While working on the concerto, Dvořák himself realized that he had not created a virtuosic piece in which the piano does battle with the orchestra. Dvořák wrote: "I see I am unable to write a Concerto for a virtuoso; I must think of other things." What Dvořák composed instead was a symphonic concerto in which the piano plays a leading part in the orchestra, rather than opposed to it.

In an effort to mitigate awkward passages and expand the pianist's range of sonorities, the Czech pianist and pedagogue Vilém Kurz undertook an extensive rewriting of the solo part; the Kurz revision is frequently performed today.

The concerto was championed for many years by the noted Czech pianist Rudolf Firkušný, who played it with many different conductors and orchestras around the world before his death in 1994. Once a student of Kurz, Firkušný performed the revised solo part for much of his life, turning towards the original Dvořák score later on in his concert career.

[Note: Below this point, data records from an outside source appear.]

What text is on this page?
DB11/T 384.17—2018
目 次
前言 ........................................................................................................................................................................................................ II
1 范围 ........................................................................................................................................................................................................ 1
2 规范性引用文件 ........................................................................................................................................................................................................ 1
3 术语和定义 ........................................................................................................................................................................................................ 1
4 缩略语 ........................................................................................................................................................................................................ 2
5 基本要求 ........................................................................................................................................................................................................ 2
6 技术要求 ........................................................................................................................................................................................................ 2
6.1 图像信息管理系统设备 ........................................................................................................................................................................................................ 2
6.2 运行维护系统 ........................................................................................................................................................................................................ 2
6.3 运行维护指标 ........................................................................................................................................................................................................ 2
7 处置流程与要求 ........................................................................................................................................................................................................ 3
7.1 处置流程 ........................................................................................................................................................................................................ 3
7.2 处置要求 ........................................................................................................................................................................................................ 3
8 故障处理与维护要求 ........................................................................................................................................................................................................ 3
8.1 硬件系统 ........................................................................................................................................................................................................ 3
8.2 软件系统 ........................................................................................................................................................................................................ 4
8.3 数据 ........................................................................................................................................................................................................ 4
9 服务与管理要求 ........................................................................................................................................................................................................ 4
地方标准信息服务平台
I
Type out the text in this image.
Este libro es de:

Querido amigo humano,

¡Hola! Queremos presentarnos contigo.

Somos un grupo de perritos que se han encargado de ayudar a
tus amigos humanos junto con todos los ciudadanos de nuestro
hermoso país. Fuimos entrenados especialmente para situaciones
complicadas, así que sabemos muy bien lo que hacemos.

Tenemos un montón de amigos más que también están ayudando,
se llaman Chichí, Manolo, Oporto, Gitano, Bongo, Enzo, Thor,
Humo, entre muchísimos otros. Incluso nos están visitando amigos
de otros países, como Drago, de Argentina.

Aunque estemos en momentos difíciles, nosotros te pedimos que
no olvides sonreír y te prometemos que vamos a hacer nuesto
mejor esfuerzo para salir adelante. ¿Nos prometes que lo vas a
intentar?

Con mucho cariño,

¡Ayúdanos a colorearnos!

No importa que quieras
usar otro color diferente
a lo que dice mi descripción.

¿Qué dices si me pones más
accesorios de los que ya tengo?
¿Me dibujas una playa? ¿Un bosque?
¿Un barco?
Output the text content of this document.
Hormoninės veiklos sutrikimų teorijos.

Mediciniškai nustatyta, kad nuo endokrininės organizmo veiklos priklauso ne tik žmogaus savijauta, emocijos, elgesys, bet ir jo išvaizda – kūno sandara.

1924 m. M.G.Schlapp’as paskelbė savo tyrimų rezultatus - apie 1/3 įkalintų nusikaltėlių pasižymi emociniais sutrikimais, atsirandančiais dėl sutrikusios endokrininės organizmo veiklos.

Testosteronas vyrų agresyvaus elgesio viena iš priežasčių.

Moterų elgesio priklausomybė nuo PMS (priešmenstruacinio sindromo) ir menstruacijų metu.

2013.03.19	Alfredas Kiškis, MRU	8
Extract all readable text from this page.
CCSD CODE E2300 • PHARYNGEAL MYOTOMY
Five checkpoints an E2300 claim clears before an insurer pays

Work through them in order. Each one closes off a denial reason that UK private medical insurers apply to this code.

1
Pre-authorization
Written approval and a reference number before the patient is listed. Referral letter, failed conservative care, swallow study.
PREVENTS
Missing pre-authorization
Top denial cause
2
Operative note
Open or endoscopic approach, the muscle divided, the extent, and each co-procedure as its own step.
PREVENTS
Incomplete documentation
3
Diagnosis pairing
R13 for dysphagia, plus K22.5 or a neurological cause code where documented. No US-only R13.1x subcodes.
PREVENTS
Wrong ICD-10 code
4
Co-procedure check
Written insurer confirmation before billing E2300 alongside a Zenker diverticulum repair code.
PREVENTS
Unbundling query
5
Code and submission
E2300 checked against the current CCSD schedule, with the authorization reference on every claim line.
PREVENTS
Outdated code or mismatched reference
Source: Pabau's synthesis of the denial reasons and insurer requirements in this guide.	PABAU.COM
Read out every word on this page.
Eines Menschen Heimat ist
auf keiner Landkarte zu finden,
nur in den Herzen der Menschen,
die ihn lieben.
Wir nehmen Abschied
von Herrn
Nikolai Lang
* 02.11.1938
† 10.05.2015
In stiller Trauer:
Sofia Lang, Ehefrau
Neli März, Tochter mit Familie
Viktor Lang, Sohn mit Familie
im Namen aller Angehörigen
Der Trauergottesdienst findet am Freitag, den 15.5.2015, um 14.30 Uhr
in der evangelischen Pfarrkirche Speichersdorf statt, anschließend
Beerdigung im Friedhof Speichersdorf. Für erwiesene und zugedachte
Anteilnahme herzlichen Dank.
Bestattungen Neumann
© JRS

In discussing the piano music of Franz Liszt, the pianist Leslie Howard, who has recorded all of it, notes: "... there is nothing in Liszt that is anywhere near as difficult to play as the Dvořák Piano Concerto - a magnificent piece of music, but one of the most ungainly bits of piano writing ever printed".

==Form==
The concerto is scored for solo piano and an orchestra consisting of 2 flutes, 2 oboes, 2 clarinets, 2 bassoons, 2 horns, 2 trumpets, timpani, and strings. It has three movements:

A typical performance of the work lasts 38–40 minutes.

==Performance history==
Performances of Dvořák's Piano Concerto.

- Prague, Austria-Hungary: 24 March 1878, conducted by Adolf Čech, played by Karel Slavkovský
- London, Great Britain: 13 October 1883, conducted by August Manns, played by Oscar Beringer
- Prague, Austria-Hungary: 4 January 1884, conducted by Adolf Čech, played by Ella Modřická
- Prague, Austria-Hungary: 26 March 1884, conducted by Adolf Čech, played by Ella Modřická
- Berlin, German Empire: 21 November 1884, conducted by Dvořák himself, played by Anna Groser
- London, Great Britain: 6 May 1885, conducted by Dvořák himself, played by Franz Rummel
- Prague, Austria-Hungary: 12 March 1898, conducted by Oskar Nedbal, played by Josef Růžička

==Selected discography==
- Sviatoslav Richter: Dvořák's Piano Concerto & Schubert's "Wanderer" Fantasy. Bavarian State Orchestra conducted by Carlos Kleiber. EMI Great Recordings of the Century (catalog no. 66947)
- Radoslav Kvapil: Dvořák: Piano Concerto, Op.33. Czech State Philharmonic Orchestra (Brno) conducted by František Jilek. Supraphon, 1996.
- Rustem Hayroudinoff: with the BBC Philharmonic conducted by Gianandrea Noseda. (Chandos Records catalogue no. CHAN 10309); Also on this CD is the Violin Concerto performed by James Ehnes
- Ivo Kahánek: Dvořák & Martinů: Piano Concertos. Bamberg Symphony conducted by Jakub Hrůša. (Supraphon SU 4236-5). On this CD with the Piano concerto No. 4 by Bohuslav Martinů. 2020 BBC Music Magazine Awards winning recording in category Concerto Award.